Selbst gescannt, selbst schuld
29.07.2025 PersönlichEs war Samstagabend. Ich hatte zwar wenig Zeit, dafür einen klaren Plan und überschaubare Erwartungen: ein paar Einkäufe, schnell durch die Selbst-Scan-Kasse, fertig. Kein Smalltalk, keine Schlange, kein Problem. Dachte ich.
Ich scanne also meine Sachen: Zopf, ein paar ...
Es war Samstagabend. Ich hatte zwar wenig Zeit, dafür einen klaren Plan und überschaubare Erwartungen: ein paar Einkäufe, schnell durch die Selbst-Scan-Kasse, fertig. Kein Smalltalk, keine Schlange, kein Problem. Dachte ich.
Ich scanne also meine Sachen: Zopf, ein paar Äpfel und Milch – sogar die Supercard. Und dann: «Stichprobenartige Kontrolle – bitte wenden Sie sich an unser Personal.» Gut. Ich warte. Schliesslich kann so etwas ja passieren.
Nur: Niemand kommt. Kein Mitarbeiter, keine Kassiererin, nicht einmal jemand, der so tut, als wäre er auf dem Weg. Nach einer Weile huscht ein Verkäufer vorbei, tippt wortlos aufs Display – und verschwindet wieder. Die Kasse aber bleibt blockiert.
Die Minuten ziehen sich. Ich schaue mich um. Andere Kundinnen und Kunden stellen sich alle hinter die zweite Selbst-Scan-Kasse oder wechseln in die Schlange der bedienten Kasse. Ich bleibe stehen, es bleibt mir ja nichts anderes übrig.
Nach ein paar Minuten erbarmt sich die Kassiererin von der bedienten Kasse. Sie drückt irgendwo aufs Display – und plötzlich ist mein ganzer Einkauf gelöscht. Alles, was ich gescannt hatte, einfach weg. Na gut, denke ich. Dann eben noch einmal.
Ich scanne alles ein zweites Mal. Diesmal ohne Supercard. Vielleicht war die schuld? Als ich fertig bin: wieder Kontrolle. Wieder Warten. Wieder niemand.
Die Selbst-Scan-Kasse neben mir läuft währenddessen wie im Werbevideo. Glatt, schnell, problemlos. Ich fühle mich langsam wie in einer absurden Prüfung, bei der man immer wieder durchfällt, ohne zu wissen warum.

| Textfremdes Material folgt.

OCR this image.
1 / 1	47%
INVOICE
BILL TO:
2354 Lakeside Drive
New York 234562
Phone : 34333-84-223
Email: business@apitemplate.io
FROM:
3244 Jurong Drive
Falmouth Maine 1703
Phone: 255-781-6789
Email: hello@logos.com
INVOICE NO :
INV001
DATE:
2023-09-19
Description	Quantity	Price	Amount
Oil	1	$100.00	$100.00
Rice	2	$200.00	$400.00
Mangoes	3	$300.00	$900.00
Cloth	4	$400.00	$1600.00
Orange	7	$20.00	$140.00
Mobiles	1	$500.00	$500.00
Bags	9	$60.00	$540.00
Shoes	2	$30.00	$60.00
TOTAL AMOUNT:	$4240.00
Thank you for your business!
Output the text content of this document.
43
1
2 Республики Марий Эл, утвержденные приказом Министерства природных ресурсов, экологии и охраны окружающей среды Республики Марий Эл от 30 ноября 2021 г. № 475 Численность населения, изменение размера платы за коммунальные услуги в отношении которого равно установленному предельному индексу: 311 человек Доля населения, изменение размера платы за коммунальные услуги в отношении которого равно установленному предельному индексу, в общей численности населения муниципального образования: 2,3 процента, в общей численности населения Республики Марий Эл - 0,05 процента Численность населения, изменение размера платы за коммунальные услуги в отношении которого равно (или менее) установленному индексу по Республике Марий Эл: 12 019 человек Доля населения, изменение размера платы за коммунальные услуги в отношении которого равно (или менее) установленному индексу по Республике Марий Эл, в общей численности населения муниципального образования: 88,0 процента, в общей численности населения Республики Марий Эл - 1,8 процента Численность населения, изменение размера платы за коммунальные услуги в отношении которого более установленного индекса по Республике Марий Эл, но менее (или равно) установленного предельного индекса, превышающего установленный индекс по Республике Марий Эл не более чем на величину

Die Technik entscheidet über mein Schicksal – und ich stehe ratlos daneben.
Ich gebe nicht auf. Ich lasse «meine» Kasse blockiert und stelle mich in die Schlange der funktionierenden. Dritter Versuch. Ohne Karte. Ohne Hoffnung. Und – natürlich – ploppt wieder die Kontrolle auf. Diese Maschinen scheinen es auf mich abgesehen zu haben.

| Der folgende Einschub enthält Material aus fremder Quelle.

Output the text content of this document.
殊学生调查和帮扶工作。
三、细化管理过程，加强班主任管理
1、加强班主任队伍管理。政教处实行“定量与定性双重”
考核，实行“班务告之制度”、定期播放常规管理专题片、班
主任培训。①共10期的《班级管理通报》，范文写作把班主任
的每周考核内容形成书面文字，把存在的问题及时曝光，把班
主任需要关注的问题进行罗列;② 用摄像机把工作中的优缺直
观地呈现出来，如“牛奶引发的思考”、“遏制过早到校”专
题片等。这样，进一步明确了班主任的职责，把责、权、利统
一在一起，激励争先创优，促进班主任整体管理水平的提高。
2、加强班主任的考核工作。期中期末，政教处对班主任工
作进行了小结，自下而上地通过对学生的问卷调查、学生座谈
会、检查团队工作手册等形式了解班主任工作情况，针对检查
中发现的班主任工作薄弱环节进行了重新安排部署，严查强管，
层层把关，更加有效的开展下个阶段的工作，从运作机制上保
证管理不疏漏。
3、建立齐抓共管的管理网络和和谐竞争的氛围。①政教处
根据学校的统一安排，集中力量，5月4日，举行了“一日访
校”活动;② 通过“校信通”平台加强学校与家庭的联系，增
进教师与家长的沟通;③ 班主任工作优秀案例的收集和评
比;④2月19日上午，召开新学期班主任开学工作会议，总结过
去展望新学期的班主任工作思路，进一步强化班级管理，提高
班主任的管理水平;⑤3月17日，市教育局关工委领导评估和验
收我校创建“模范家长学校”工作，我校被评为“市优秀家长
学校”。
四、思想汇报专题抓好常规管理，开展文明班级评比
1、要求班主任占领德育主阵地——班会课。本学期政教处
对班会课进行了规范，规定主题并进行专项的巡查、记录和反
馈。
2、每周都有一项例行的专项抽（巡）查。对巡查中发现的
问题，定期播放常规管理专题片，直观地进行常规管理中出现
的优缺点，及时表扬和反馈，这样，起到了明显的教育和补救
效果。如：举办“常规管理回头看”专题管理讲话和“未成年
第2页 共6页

Mittlerweile sind alle Selbst-Scan-Kassen blockiert. Die Stimmung um mich herum kippt. Einige Kundinnen und Kunden tuscheln, andere schimpfen leise. Einige packen genervt alles wieder ein. Ich stehe da und frage mich: Sind diese Kassen wirklich «für mich und dich», wie es in der Werbung des Grossverteilers heisst? Resigniert packe ich alles zurück in meinen Korb und gehe zur bedienten Kasse. Die Verkäuferin schaut mich an wie jemanden, der gerade eine besonders schwere Runde im Leben hinter sich hat. Ich sage nichts. Ich zahle. Ich gehe.

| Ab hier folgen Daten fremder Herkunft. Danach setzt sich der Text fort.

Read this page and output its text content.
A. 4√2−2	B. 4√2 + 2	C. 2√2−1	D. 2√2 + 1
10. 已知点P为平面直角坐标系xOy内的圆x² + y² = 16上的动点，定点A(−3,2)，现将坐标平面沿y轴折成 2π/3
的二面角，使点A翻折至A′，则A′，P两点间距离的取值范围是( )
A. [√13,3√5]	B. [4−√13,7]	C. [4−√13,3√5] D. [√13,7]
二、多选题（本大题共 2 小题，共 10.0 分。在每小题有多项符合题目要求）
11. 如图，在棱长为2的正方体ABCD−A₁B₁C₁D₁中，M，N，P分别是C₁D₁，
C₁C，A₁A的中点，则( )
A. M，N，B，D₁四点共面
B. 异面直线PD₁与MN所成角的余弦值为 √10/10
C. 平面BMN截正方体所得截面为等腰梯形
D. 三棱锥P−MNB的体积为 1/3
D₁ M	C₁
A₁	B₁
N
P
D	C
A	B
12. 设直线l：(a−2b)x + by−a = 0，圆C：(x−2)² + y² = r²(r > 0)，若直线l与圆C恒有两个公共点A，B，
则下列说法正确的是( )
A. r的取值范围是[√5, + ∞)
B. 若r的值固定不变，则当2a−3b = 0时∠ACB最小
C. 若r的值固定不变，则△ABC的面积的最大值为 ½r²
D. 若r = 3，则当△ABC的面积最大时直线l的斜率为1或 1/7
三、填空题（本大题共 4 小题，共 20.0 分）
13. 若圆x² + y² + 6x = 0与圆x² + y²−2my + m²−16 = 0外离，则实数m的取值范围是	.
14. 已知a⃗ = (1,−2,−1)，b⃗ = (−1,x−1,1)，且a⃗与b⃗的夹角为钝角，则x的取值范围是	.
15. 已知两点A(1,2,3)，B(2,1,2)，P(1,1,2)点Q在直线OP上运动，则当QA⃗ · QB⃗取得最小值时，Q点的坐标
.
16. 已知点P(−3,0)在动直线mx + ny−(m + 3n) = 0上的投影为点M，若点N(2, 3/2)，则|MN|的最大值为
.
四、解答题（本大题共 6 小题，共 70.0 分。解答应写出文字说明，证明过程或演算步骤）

Mein Fazit? Ich habe nichts gegen Technik. Aber Technik, die Menschen ersetzen will, sollte sich wenigstens benehmen, wenn sie schon nicht funktioniert. Oder wenigstens jemanden schicken, wenn sie uns hängen lässt. Bis dahin vertraue ich wieder dem Original: Der Mensch an der Kasse kann zwar keine Stichprobenmeldung wegklicken – aber immerhin schaut er einen an, wenn man wartet. Und das, finde ich, ist mehr wert als ohne Schlange und Smalltalk den Laden verlassen zu können.
Luana Güntert, Sportredaktorin «Volksstimme»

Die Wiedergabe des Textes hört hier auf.